# North Hall County



## TommyA(GA) (Nov 12, 2009)

Does anyone have anything to say about the hunting in Hall County?  I've only seen a handful of rubs so far.  I have heard that the rut is usually mid to late November.  Maybe around Thanksgiving.  Is this correct?


----------



## josh chatham (Nov 12, 2009)

sounds about right.  I havent seen any fresh rubs and no scrapes so far this year.  Usually starts to kick up around late november through mid dec (in the higher elevations).  Should start seeing some big ones getting taken out over the next few weeks!!


----------



## Retired Army Guy (Nov 16, 2009)

I agree.  This weather pattern is going to make sightings tougher as well.  Its down right hot in the day and then cool at night.  The deer will play at night more when its more comfortable.


----------



## TommyA(GA) (Nov 16, 2009)

Anyone else?


----------



## mitchi (Nov 17, 2009)

*Hall*

I hunt in the Chestatee Road area and I have seen very little movement and sign.  Traditionally, I 've seen the smaller bucks chasing mid to late November.  I good cold snap would help jump start things.


----------



## Retired Army Guy (Nov 17, 2009)

I hunt Lumpkin. North Hall and Franklin.  No signs of a rut in any of them.


----------



## Gunnar75 (Nov 18, 2009)

*rut*

I saw a 6pt chasing 4 does while mountain biking out at Chicopee Woods, also saw the largest deer I've ever seen out there around 140-145 8pt didn't even care about the does or 6pt.


----------



## ja88red (Nov 18, 2009)

I have some land near chicopee woods many deer I have seen 7 different bucks on my trail cam and come this weekend and next week I hope to put one down. But the north part of hall is looking good seen very fresh rubs this week and last week so be ready at any moment


----------



## DanBROWNING (Nov 19, 2009)

i am in east hall co,deer movement has been slooooooow,seen 2 nice large scraps last week that were not there the week before , checked um yesterday evening and its like he hasnt been back 2  them. really need cold weather 2 get um movin during the day.


----------



## dadams (Nov 19, 2009)

hunted for the past week and seen about nothing!  can we get some cold weather please!


----------



## TommyA(GA) (Nov 19, 2009)

I get pictures of deer every night.  Last nights pictures showed 5 does in my pasture but I have not seen anything during daylight hours in a couple weeks.  At least the does are around.  I guess it's just a matter of time.


----------



## j_seph (Nov 19, 2009)

ja88red said:


> I have some land near chicopee woods many deer I have seen 7 different bucks on my trail cam and come this weekend and next week I hope to put one down. But the north part of hall is looking good seen very fresh rubs this week and last week so be ready at any moment


 A guy was telling me about a monster 10 point getting ran over on 985 around chicopee last week


----------



## dadams (Nov 21, 2009)

shot a decent 8 this morning his hocks stunk and as black.  he come out with nose to the ground.


----------



## Youngbuck1928 (Nov 27, 2009)

I hunt North Hall, there were 5 bucks killed this week Nov. 22-27 that were nice that I know of.  The bucks are careless right now, we have seen several bucks chasing does on our club this week.  A 10 y/o killed a nice 8 pt. Thanksgiving evening.  In my opinion, now is the time to hunt the hardest.


----------



## TommyA(GA) (Dec 2, 2009)

Youngbuck1928 said:


> I hunt North Hall, there were 5 bucks killed this week Nov. 22-27 that were nice that I know of.  The bucks are careless right now, we have seen several bucks chasing does on our club this week.  A 10 y/o killed a nice 8 pt. Thanksgiving evening.  In my opinion, now is the time to hunt the hardest.

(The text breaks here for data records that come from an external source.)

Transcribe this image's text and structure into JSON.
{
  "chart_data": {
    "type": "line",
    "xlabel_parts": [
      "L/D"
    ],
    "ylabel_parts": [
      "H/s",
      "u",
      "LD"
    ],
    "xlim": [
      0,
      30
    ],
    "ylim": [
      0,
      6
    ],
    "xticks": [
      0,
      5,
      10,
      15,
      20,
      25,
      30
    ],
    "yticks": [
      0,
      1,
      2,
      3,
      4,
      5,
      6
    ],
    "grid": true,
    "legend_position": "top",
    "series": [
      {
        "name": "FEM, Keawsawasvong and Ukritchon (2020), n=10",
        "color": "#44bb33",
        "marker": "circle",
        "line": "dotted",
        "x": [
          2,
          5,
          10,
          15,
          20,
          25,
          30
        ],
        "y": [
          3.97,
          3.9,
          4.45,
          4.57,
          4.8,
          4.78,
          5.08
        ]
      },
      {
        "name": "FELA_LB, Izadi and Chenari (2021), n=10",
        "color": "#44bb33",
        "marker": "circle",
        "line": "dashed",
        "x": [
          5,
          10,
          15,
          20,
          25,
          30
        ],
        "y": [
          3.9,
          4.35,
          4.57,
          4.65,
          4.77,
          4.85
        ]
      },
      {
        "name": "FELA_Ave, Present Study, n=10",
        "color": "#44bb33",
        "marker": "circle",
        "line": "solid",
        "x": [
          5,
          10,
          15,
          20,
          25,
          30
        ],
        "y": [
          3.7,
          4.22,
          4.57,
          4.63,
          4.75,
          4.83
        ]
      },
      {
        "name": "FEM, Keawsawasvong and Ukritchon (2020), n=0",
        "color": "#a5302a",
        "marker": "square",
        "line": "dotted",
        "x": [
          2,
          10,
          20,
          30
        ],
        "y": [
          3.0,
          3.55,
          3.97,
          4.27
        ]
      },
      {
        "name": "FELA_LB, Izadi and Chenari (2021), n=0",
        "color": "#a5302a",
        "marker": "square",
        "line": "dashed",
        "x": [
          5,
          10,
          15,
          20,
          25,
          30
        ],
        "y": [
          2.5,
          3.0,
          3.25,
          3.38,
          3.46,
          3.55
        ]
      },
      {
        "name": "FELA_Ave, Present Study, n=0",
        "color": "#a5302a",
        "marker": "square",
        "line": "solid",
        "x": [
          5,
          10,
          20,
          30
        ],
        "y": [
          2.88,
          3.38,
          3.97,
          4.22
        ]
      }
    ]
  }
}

Where's your club at?  Got room for next year if it's close to me?  I'm off of 60.


----------



## TommyA(GA) (Dec 12, 2009)

Any more updates for North Hall Co between 400 and 985?


----------



## Jighead (Dec 13, 2009)

My buddy fished a tournament on the lake yesterday and seen deer all day, seen several bucks chasing does.


----------